Saturday, June 3, 2023

The “green” transition will succeed if coal rises and investment is made in development

The transition to a “green” energy model, decarbonized and with zero emissions will only be successful if it is accompanied by investments in emerging countries that traditionally produce polluting energy, while penalizing the price of coal.

In a debate on the need to accelerate the energy transition, the managing director of the International Monetary Fund (IMF), Kristalina Georgieva, has been forceful in stating that “at the next climate summit (COP) we will have to commit to financing the countries that need it”, but “not in climate projects, but in development”.

Otherwise, the inequality gap will grow even wider, he added, because investments “are not going to go to emerging markets if they are too risky” and there are no guarantees.

We are all in the same boat, Georgieva has said, “if someone succeeds and another fails, we all lose out, and we seem to be on the Titanic”.

In the same sense, the Colombian Minister of Mines and Energy, Irene Vélez, has defended a “fair” transition for those countries whose economies depend on these materials”; it is necessary to “transform the national energy matrix and generate other economies at a local scale”.

The challenge, explained Vélez, “goes beyond energy, since to achieve the global energy transition we need local and regional transitions, all of which require investment not only in renewables but in many other sectors.”

As the CEO of Repsol, Josu Ion Imaz, has pointed out in a parallel debate on the different ways to address the energy transition, the focus must be broadened, and while working towards decarbonisation, it is necessary to “maintain jobs industries and give opportunities to all sectors”.

In this area, multilateral development banks such as the IMF itself, or national entities with the same purpose “should play a leading role in catalyzing private financing for adaptation to climate change”, indicated the executive director of the Southern African Development Bank, Patrick Khulekani.

THE PRICE OF COAL

Georgieva recalled in her speech that “emissions must be cut between 30% and 50%, and there is plenty of money but it does not go where it should”; In addition, she has stated: “We resist understanding that coal should be taxed and its price should go up.”

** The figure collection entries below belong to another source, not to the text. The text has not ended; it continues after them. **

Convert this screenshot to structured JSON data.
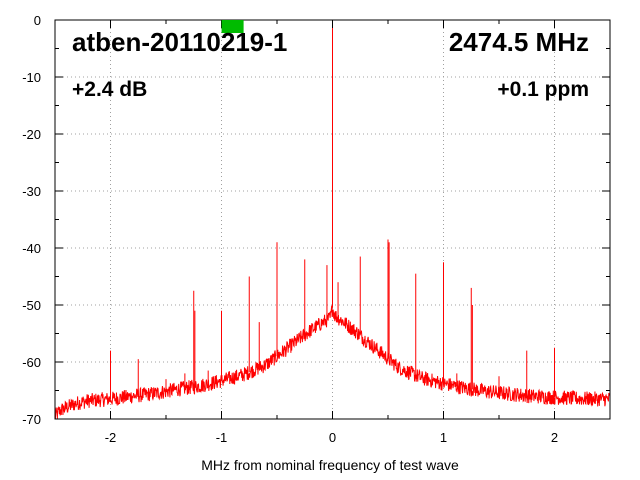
{
  "chart_data": {
    "type": "line",
    "title": "atben-20110219-1",
    "frequency_label": "2474.5 MHz",
    "gain_label": "+2.4 dB",
    "ppm_label": "+0.1 ppm",
    "xlabel": "MHz from nominal frequency of test wave",
    "ylabel": "",
    "xlim": [
      -2.5,
      2.5
    ],
    "ylim": [
      -70,
      0
    ],
    "x_ticks": [
      -2,
      -1,
      0,
      1,
      2
    ],
    "x_tick_labels": [
      "-2",
      "-1",
      "0",
      "1",
      "2"
    ],
    "y_ticks": [
      0,
      -10,
      -20,
      -30,
      -40,
      -50,
      -60,
      -70
    ],
    "y_tick_labels": [
      "0",
      "-10",
      "-20",
      "-30",
      "-40",
      "-50",
      "-60",
      "-70"
    ],
    "grid": true,
    "marker": {
      "x": -0.9,
      "color": "#00bb00"
    },
    "series": [
      {
        "color": "#ff0000",
        "noise_floor": [
          [
            -2.5,
            -69.5
          ],
          [
            -2.45,
            -68.5
          ],
          [
            -2.4,
            -68
          ],
          [
            -2.3,
            -67.2
          ],
          [
            -2.2,
            -66.8
          ],
          [
            -2.0,
            -66.5
          ],
          [
            -1.8,
            -66.0
          ],
          [
            -1.6,
            -65.5
          ],
          [
            -1.4,
            -64.8
          ],
          [
            -1.2,
            -64.2
          ],
          [
            -1.0,
            -63.3
          ],
          [
            -0.8,
            -62.2
          ],
          [
            -0.6,
            -60.5
          ],
          [
            -0.4,
            -57.5
          ],
          [
            -0.2,
            -54.5
          ],
          [
            -0.1,
            -53.2
          ],
          [
            -0.02,
            -52.3
          ],
          [
            0,
            -50.5
          ],
          [
            0.02,
            -51.8
          ],
          [
            0.1,
            -53.0
          ],
          [
            0.2,
            -54.5
          ],
          [
            0.4,
            -57.8
          ],
          [
            0.6,
            -61.0
          ],
          [
            0.8,
            -62.8
          ],
          [
            1.0,
            -63.8
          ],
          [
            1.2,
            -64.6
          ],
          [
            1.4,
            -65.2
          ],
          [
            1.6,
            -65.6
          ],
          [
            1.8,
            -66.0
          ],
          [
            2.0,
            -66.2
          ],
          [
            2.2,
            -66.4
          ],
          [
            2.4,
            -66.5
          ],
          [
            2.5,
            -66.5
          ]
        ],
        "spurs": [
          [
            -2.0,
            -58
          ],
          [
            -1.75,
            -59.5
          ],
          [
            -1.5,
            -63
          ],
          [
            -1.33,
            -62
          ],
          [
            -1.25,
            -47.5
          ],
          [
            -1.24,
            -51
          ],
          [
            -1.12,
            -61.5
          ],
          [
            -1.0,
            -51
          ],
          [
            -0.75,
            -45
          ],
          [
            -0.66,
            -53
          ],
          [
            -0.5,
            -39
          ],
          [
            -0.25,
            -42
          ],
          [
            -0.05,
            -43
          ],
          [
            0,
            0
          ],
          [
            0.05,
            -46
          ],
          [
            0.25,
            -41.5
          ],
          [
            0.5,
            -38.5
          ],
          [
            0.51,
            -39
          ],
          [
            0.75,
            -44.5
          ],
          [
            1.0,
            -42.5
          ],
          [
            1.12,
            -62
          ],
          [
            1.25,
            -47
          ],
          [
            1.26,
            -50
          ],
          [
            1.5,
            -62.5
          ],
          [
            1.75,
            -58
          ],
          [
            2.0,
            -57.5
          ]
        ]
      }
    ]
  }
}
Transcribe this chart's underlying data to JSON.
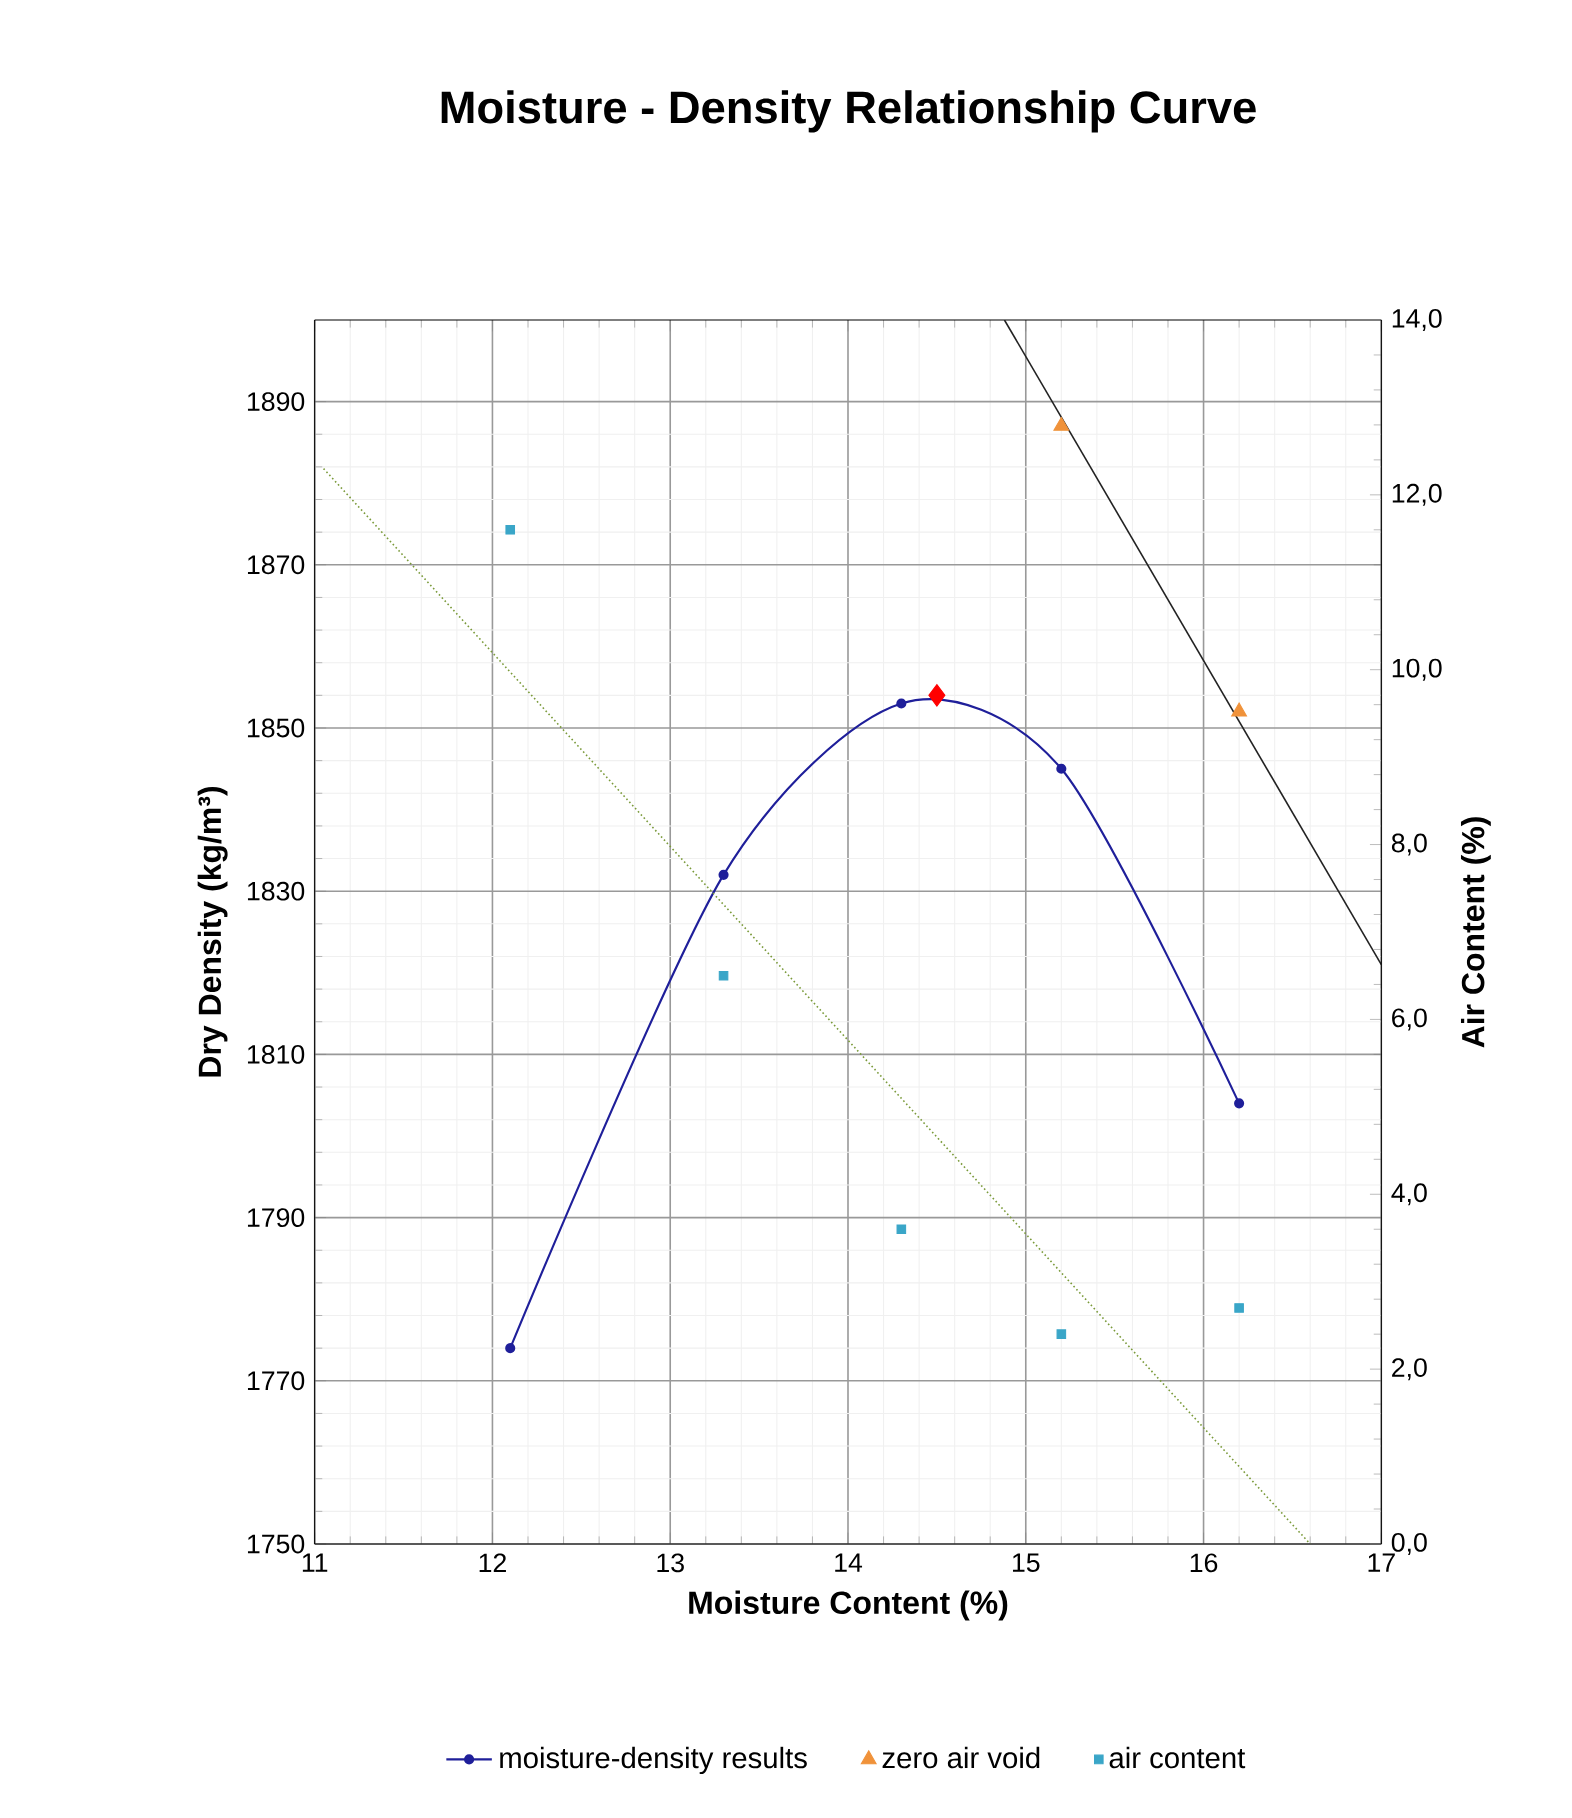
{
  "chart_data": {
    "type": "line",
    "title": "Moisture - Density Relationship Curve",
    "xlabel": "Moisture Content (%)",
    "ylabel": "Dry Density (kg/m³)",
    "y2label": "Air Content (%)",
    "xlim": [
      11,
      17
    ],
    "xticks": [
      11,
      12,
      13,
      14,
      15,
      16,
      17
    ],
    "ylim": [
      1750,
      1900
    ],
    "yticks": [
      1750,
      1770,
      1790,
      1810,
      1830,
      1850,
      1870,
      1890
    ],
    "y2lim": [
      0,
      14
    ],
    "y2ticks": [
      {
        "value": 0,
        "label": "0,0"
      },
      {
        "value": 2,
        "label": "2,0"
      },
      {
        "value": 4,
        "label": "4,0"
      },
      {
        "value": 6,
        "label": "6,0"
      },
      {
        "value": 8,
        "label": "8,0"
      },
      {
        "value": 10,
        "label": "10,0"
      },
      {
        "value": 12,
        "label": "12,0"
      },
      {
        "value": 14,
        "label": "14,0"
      }
    ],
    "grid": true,
    "legend": "bottom",
    "series": [
      {
        "name": "moisture-density results",
        "color": "#1f1f9a",
        "marker": "circle",
        "x": [
          12.1,
          13.3,
          14.3,
          15.2,
          16.2
        ],
        "values": [
          1774,
          1832,
          1853,
          1845,
          1804
        ]
      },
      {
        "type": "scatter",
        "color": "#ff0000",
        "marker": "diamond",
        "x": [
          14.5
        ],
        "values": [
          1854
        ]
      },
      {
        "type": "line",
        "color": "#222222",
        "marker": "none",
        "x": [
          14.88,
          17
        ],
        "values": [
          1900,
          1821
        ]
      },
      {
        "name": "zero air void",
        "type": "scatter",
        "color": "#f0923a",
        "marker": "triangle",
        "x": [
          15.2,
          16.2
        ],
        "values": [
          1887,
          1852
        ]
      },
      {
        "name": "air content",
        "type": "scatter",
        "axis": "y2",
        "color": "#3aa6c8",
        "marker": "square",
        "x": [
          12.1,
          13.3,
          14.3,
          15.2,
          16.2
        ],
        "values": [
          11.6,
          6.5,
          3.6,
          2.4,
          2.7
        ]
      },
      {
        "type": "line",
        "axis": "y2",
        "color": "#7a9a3a",
        "marker": "none",
        "line_style": "dotted",
        "x": [
          11.05,
          16.6
        ],
        "values": [
          12.3,
          0
        ]
      }
    ]
  }
}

Public resistance to a carbon tax has prevented many nations from taxing a price, but “taxes are not the only way to deter emissions,” Georgieva has said.

The investments necessary to sustain this transition and to promote development encounter many difficulties, including the lack of common standards and data on emission reductions, as the CEO of Standard Chartered Bank, Bill Winters, has pointed out.

After nearly three decades of COP summits, the banker has pointed out, common metrics on many environmental goals are still lacking. “We are terrified of being accused of greenwashing, even if we are doing the right thing,” he has said.

In Europe, “which is a leader in the fight against climate change”, in the words of the managing director of the IMF, but its energy matters, what is needed are “policies that accelerate the transition”, as explained by the president of the Belgian chemical company Solway, Ilham Kadri.

The “Inflation Reduction Act” (IRA) or US inflation reduction law, which offers funds and incentives to accelerate the transition to clean energy “has generated fears in Europe about a possible flight of investments”, so it should promote their competitiveness to avoid de-industrialization, Kadri has said.